Das Arbeitsgericht sei zunächst zu Unrecht davon ausgegangen, dass ein auf die Telefonistentätigkeit entfallender Arbeitszeitanteil von zumindest 50 % nicht vorliege. So werde der Bereich Rezeption und Telefonzentrale - was als solches unstreitig ist - mit insgesamt 11 Mitarbeitern in einem rollierenden Schichtsystem besetzt (Frühdienst 1 von 6.00 bis 13.15 Uhr mit 30 min Pause, Frühdienst 2 von 7.00 bis 13.00 Uhr ohne Pause, Spätdienst 1 von 13.15 bis 20.15 Uhr mit 30 min Pause, Spätdienst 2 von 13.00 bis 19.00 Uhr ohne Pause, Nachtdienst von 20.15 bis 6.00 Uhr), wobei die Aufgaben innerhalb der doppelt besetzten Schichtzeiten stets getauscht würden.
Die Telefonzentrale sei während der Pausenzeiten stets von dem verbleibenden Mitarbeiter besetzt, was dazu führe, dass der Arbeitszeitanteil in der Telefonzentrale in allen 4 Tagschichten rechnerisch oberhalb 50 % liege, wobei hinsichtlich der klägerischen Berechnung im Einzelnen ergänzend auf die Berufungsbegründungsschrift, dort Seiten 3 und 4 (Bl. 78 f d.
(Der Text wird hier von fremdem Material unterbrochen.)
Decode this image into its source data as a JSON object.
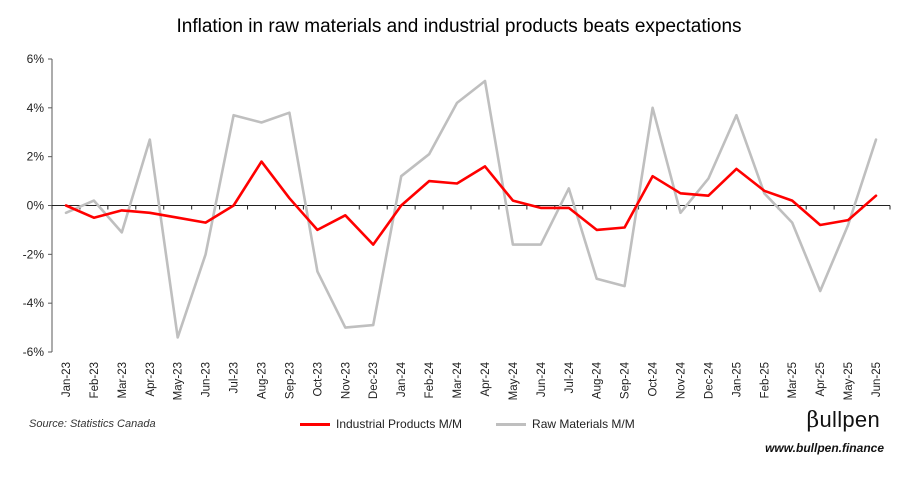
{
  "chart_data": {
    "type": "line",
    "title": "Inflation in raw materials and industrial products beats expectations",
    "x": [
      "Jan-23",
      "Feb-23",
      "Mar-23",
      "Apr-23",
      "May-23",
      "Jun-23",
      "Jul-23",
      "Aug-23",
      "Sep-23",
      "Oct-23",
      "Nov-23",
      "Dec-23",
      "Jan-24",
      "Feb-24",
      "Mar-24",
      "Apr-24",
      "May-24",
      "Jun-24",
      "Jul-24",
      "Aug-24",
      "Sep-24",
      "Oct-24",
      "Nov-24",
      "Dec-24",
      "Jan-25",
      "Feb-25",
      "Mar-25",
      "Apr-25",
      "May-25",
      "Jun-25"
    ],
    "yticks": [
      "6%",
      "4%",
      "2%",
      "0%",
      "-2%",
      "-4%",
      "-6%"
    ],
    "ylim": [
      -6,
      6
    ],
    "grid": false,
    "legend_position": "bottom",
    "series": [
      {
        "name": "Industrial Products M/M",
        "color": "#ff0000",
        "values": [
          0.0,
          -0.5,
          -0.2,
          -0.3,
          -0.5,
          -0.7,
          0.0,
          1.8,
          0.3,
          -1.0,
          -0.4,
          -1.6,
          0.0,
          1.0,
          0.9,
          1.6,
          0.2,
          -0.1,
          -0.1,
          -1.0,
          -0.9,
          1.2,
          0.5,
          0.4,
          1.5,
          0.6,
          0.2,
          -0.8,
          -0.6,
          0.4
        ]
      },
      {
        "name": "Raw Materials M/M",
        "color": "#bfbfbf",
        "values": [
          -0.3,
          0.2,
          -1.1,
          2.7,
          -5.4,
          -2.0,
          3.7,
          3.4,
          3.8,
          -2.7,
          -5.0,
          -4.9,
          1.2,
          2.1,
          4.2,
          5.1,
          -1.6,
          -1.6,
          0.7,
          -3.0,
          -3.3,
          4.0,
          -0.3,
          1.1,
          3.7,
          0.5,
          -0.7,
          -3.5,
          -0.8,
          2.7
        ]
      }
    ]
  },
  "footer": {
    "source": "Source: Statistics Canada",
    "brand_beta": "β",
    "brand_rest": "ullpen",
    "site": "www.bullpen.finance"
  }
}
A.), verwiesen wird.
Während der von der parallelen Wahrnehmung beider Aufgaben gekennzeichneten, von einer Kraft allein durchzuführenden Nacht-, Wochenend- und Feiertagsdienste nehme die Tätigkeit am Telefon deutlich über 60% der Arbeitszeit in Anspruch, weshalb auf die Telefonistentätigkeit insgesamt ein Zeitanteil von rund 60 % entfalle.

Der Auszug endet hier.